Enhancement of phospho-Vav2 ubiquitinylation by WT Cbl. 16A5-Tet-On-172F cells stably expressing vector or wild type Cbl were treated with DOX for 2 days to induce expression of Vav2-Y172F and then growth factor-starved for 2 days. The cells were then treated with DMSO or MG132 (20 μm) for 1 h before stimulation with EGF (100 ng/ml) for 10 min. The cells were lysed in RIPA buffer and cell lysates depleted of EGFR by two serial rounds of anti-EGFR IP. The EGFR-depleted lysates were subsequently subjected to IP with anti-phospho-Vav2 antibody.
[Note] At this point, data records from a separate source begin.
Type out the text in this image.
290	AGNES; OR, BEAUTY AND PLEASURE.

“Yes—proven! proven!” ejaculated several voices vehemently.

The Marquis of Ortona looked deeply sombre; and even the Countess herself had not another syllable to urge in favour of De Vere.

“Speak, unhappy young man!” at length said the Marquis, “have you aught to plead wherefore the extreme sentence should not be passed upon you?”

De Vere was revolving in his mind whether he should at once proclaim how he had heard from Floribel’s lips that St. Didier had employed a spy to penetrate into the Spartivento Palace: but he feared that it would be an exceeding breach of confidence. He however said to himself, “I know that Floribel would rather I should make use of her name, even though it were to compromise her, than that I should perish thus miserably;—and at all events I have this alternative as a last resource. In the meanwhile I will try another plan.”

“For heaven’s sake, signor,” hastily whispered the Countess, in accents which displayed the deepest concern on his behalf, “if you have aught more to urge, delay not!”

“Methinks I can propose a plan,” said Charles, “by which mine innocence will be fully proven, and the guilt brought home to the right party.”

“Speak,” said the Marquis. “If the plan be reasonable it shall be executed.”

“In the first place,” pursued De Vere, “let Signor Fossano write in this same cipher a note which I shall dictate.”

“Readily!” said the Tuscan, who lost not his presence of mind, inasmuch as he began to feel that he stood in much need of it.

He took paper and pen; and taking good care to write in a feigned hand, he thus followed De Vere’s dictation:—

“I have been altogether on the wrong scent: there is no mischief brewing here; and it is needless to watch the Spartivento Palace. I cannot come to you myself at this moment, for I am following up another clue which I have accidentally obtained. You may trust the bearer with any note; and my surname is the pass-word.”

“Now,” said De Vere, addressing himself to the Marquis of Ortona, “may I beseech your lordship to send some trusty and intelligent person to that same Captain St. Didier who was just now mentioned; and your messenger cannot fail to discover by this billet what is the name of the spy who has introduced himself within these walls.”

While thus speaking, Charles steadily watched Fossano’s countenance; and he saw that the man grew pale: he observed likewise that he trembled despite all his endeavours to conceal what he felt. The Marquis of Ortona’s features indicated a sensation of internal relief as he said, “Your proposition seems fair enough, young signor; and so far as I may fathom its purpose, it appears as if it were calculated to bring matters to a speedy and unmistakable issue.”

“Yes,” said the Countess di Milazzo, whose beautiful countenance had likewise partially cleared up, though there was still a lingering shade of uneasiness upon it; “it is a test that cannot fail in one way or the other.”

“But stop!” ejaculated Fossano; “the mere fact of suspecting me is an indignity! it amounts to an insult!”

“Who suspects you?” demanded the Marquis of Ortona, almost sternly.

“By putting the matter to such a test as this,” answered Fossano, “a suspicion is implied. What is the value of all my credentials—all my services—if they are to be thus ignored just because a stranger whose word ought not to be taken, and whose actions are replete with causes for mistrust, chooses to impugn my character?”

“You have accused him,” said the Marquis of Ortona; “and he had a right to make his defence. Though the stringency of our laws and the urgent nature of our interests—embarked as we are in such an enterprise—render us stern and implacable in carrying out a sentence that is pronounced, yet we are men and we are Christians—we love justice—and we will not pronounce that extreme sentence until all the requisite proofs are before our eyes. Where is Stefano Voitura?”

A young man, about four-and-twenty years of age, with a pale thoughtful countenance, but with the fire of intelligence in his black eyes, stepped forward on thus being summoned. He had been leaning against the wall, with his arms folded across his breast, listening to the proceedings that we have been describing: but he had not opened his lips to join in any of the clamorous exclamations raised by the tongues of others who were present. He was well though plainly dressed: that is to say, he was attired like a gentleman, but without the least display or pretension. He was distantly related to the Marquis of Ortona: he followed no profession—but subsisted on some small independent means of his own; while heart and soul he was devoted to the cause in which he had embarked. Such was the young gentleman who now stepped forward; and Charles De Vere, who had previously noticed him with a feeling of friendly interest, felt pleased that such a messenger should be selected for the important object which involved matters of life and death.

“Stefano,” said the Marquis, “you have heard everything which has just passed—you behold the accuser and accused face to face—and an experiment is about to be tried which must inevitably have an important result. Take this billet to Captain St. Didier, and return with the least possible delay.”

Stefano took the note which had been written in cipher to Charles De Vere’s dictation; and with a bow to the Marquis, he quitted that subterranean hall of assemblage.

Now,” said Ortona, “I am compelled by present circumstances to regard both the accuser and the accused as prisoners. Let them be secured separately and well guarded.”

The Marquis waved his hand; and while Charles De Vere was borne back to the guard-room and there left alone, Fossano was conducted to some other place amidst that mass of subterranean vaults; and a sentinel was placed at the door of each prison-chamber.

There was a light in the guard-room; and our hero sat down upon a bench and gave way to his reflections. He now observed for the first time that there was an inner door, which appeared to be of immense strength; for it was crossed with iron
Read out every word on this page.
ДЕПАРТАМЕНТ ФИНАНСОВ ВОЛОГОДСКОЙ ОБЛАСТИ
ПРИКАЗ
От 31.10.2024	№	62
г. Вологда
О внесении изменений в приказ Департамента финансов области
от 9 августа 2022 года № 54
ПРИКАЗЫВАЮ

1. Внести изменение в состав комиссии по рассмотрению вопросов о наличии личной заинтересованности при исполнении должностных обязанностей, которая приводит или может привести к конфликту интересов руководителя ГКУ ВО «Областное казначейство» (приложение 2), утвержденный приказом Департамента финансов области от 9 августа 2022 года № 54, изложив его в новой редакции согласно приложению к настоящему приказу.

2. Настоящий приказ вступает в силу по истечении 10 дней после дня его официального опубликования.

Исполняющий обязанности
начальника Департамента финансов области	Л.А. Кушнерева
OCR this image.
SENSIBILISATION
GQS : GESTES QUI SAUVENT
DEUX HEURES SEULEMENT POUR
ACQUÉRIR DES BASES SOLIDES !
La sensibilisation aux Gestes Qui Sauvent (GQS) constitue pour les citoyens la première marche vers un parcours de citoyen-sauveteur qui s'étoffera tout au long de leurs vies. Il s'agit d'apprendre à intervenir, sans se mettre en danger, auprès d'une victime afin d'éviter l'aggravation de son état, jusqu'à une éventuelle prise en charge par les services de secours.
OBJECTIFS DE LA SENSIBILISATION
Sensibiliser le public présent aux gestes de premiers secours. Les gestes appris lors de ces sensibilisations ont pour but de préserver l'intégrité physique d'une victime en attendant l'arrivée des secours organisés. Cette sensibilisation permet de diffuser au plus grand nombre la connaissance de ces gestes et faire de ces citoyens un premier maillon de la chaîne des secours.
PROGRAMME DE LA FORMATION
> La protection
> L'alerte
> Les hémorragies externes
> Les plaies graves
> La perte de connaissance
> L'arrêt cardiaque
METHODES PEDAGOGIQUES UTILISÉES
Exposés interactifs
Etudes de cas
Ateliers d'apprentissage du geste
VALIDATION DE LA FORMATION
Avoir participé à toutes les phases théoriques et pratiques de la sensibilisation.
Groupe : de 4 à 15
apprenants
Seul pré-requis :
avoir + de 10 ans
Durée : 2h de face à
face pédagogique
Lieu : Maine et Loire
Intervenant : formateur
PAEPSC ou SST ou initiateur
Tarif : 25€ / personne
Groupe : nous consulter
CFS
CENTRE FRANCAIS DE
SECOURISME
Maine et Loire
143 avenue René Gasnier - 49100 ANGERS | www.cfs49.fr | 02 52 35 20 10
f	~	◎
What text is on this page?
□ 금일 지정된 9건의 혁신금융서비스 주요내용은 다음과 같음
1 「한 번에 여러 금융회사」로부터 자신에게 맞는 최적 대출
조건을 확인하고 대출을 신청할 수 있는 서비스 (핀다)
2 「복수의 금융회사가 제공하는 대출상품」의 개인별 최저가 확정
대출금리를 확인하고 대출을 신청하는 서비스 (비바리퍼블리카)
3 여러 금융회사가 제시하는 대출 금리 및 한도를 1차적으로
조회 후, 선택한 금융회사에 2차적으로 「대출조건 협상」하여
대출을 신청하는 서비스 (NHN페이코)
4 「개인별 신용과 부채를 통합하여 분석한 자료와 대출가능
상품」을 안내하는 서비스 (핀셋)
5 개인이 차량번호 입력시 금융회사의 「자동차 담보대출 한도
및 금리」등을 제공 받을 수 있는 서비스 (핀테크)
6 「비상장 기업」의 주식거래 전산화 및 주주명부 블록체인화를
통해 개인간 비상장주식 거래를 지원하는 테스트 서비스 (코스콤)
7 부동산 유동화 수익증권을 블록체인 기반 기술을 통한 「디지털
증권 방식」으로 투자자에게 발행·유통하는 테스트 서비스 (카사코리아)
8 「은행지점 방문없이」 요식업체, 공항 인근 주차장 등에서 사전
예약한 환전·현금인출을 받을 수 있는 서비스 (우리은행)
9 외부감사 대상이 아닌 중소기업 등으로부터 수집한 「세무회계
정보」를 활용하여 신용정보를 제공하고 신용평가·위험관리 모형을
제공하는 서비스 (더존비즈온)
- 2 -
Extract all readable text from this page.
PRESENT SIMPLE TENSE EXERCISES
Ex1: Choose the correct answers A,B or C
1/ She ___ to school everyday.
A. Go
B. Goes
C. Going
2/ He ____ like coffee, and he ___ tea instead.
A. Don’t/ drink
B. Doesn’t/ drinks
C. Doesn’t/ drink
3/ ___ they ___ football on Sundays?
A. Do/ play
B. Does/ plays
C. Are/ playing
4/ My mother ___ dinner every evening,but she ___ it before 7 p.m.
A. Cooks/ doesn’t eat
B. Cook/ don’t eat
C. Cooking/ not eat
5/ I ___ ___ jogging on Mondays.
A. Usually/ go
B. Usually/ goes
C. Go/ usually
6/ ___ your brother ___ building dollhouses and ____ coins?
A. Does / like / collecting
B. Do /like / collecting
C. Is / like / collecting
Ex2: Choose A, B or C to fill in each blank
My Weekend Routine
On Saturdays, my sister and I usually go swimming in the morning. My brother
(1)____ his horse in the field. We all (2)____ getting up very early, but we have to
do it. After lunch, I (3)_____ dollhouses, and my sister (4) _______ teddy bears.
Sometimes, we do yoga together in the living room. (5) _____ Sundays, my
Finally, the post-phospho-Vav2 IP cell lysates (phospho-Vav2-depleted) were subjected to IP with anti-Vav2 antibody (B 2nd to 5th and 7th to 10th lanes). The anti-phospho-Vav2 (A, upper panel) and the Vav2 IPs (B, 1st and 6th lanes are IPs of whole cell lysates) were immunoblotted for ubiquitin (Ub) and reprobed for phospho-Vav2 and Vav2 (A, middle and lower panels and B, lower panel).